An Oregon LNG export terminal and feeder pipeline proposed by a Calgary company has been rejected by the U.S. energy regulator because it failed to line up customers to demonstrate need.
In a decision released Friday afternoon, the Federal Energy Regulatory Commission (FERC) denied both Veresen Inc.’s plan to build a $5.3-billion natural gas export terminal at Jordan Cove, Ore., and its Pacific Connector joint proposal with Williams Partners LP to construct a pipeline that would supply it.
The rejection throws into question the future of a project that has waited almost three years for regulatory approval.
On its fourth-quarter conference call Thursday, Veresen executives said the company was working to find customers to buy the liquefied natural gas it would produce at Jordan Cove. The six-million-tonne-per-year project is designed to supercool Canadian and U.S.-sourced natural gas to a liquid state for export primarily to Asian markets.
Veresen president and CEO Don Althoff, in a news release late Friday, said it will request a rehearing of the decision while those negotiations continue.
“Clearly, we are extremely surprised and disappointed by the FERC decision,” Althoff said.
“The FERC appears to be concerned that we have not yet demonstrated sufficient commercial support for the projects.

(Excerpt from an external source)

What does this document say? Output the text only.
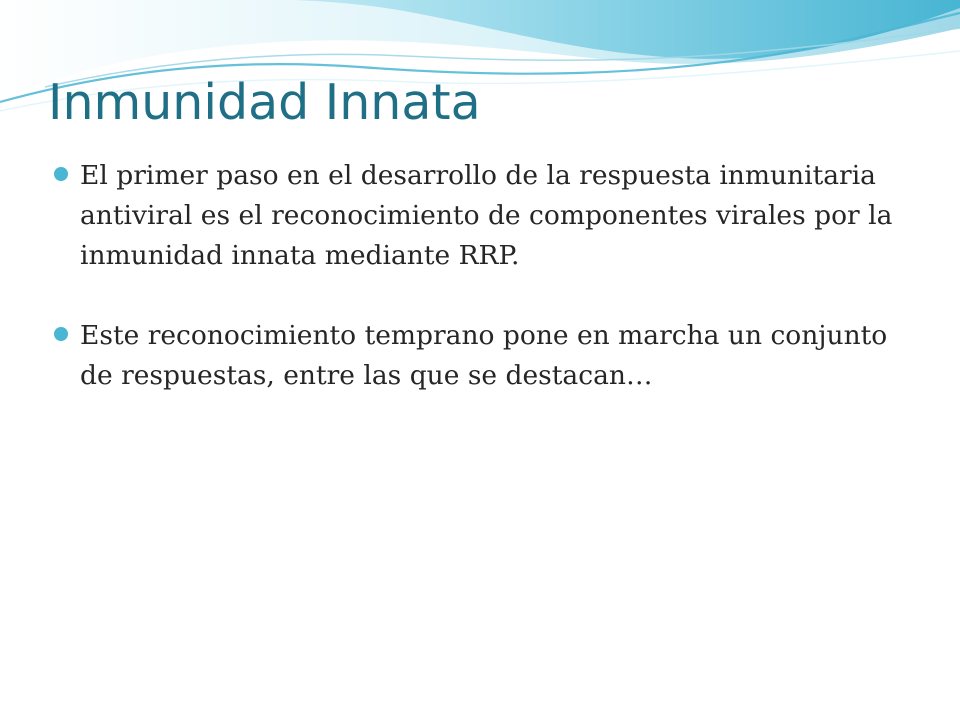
Inmunidad Innata
El primer paso en el desarrollo de la respuesta inmunitaria antiviral es el reconocimiento de componentes virales por la inmunidad innata mediante RRP.
Este reconocimiento temprano pone en marcha un conjunto de respuestas, entre las que se destacan…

We will continue to advance negotiations with customers to address this concern.”
Analyst Steven Paget of Calgary’s FirstEnergy Capital said the FERC decision was “shocking” but perhaps should not have been given the regulator’s duty to ensure need before giving approval.
“It’s a huge surprise,” he said. “I thought approval was very likely.”
He said Veresen now will have to choose between finding a way to appeal the decision or walk away from the project.
FERC said it was reluctant to allow a project to proceed over landowner protest when it hasn’t demonstrated need.
“The commission’s issuance of a certificate would allow Pacific Connector to proceed with eminent domain proceedings in what we find to be the absence of a demonstrated need for the pipeline,” it stated in its decision.
It left the door open for the companies to try again, however.
“Our actions here are without prejudice to Jordan Cove and/or Pacific Connector submitting a new application to construct and/or operate LNG export facilities or natural gas transportation facilities should the companies show a market need for these services in the future.”
Oklahoma City-based Williams didn’t immediately respond to requests for comment.
In February, Calgary-based AltaGas Ltd. announced it was shelving its Douglas Channel LNG plant proposed for the B.C. coast indefinitely because the company was unable to find customers in Asia for the natural gas.
On Thursday, Althoff said the collapse in oil and gas prices has reduced the cost of building new energy projects, potentially improving Veresen‘s returns on Jordan Cove.
“The current downturn in global energy markets has created an opportunity to optimize capital costs for the project,” Althoff said.
A worldwide glut of liquefied natural gas is meanwhile emerging, threatening the economics of export projects such as Jordan Cove being proposed along America’s coasts. As much as half of U.S. LNG export capacity is at risk of being shut in between 2017 and 2020, according to the research and consulting group Wood Mackenzie Ltd.
Veresen had proposed to build four “trains” at Jordan Cove that would have been capable of producing 6.8 million metric tons of liquefied natural gas a year. The 373-kilometre Pacific Connector gas pipeline proposed to supply the plant would have been owned by Veresen and Williams Partners.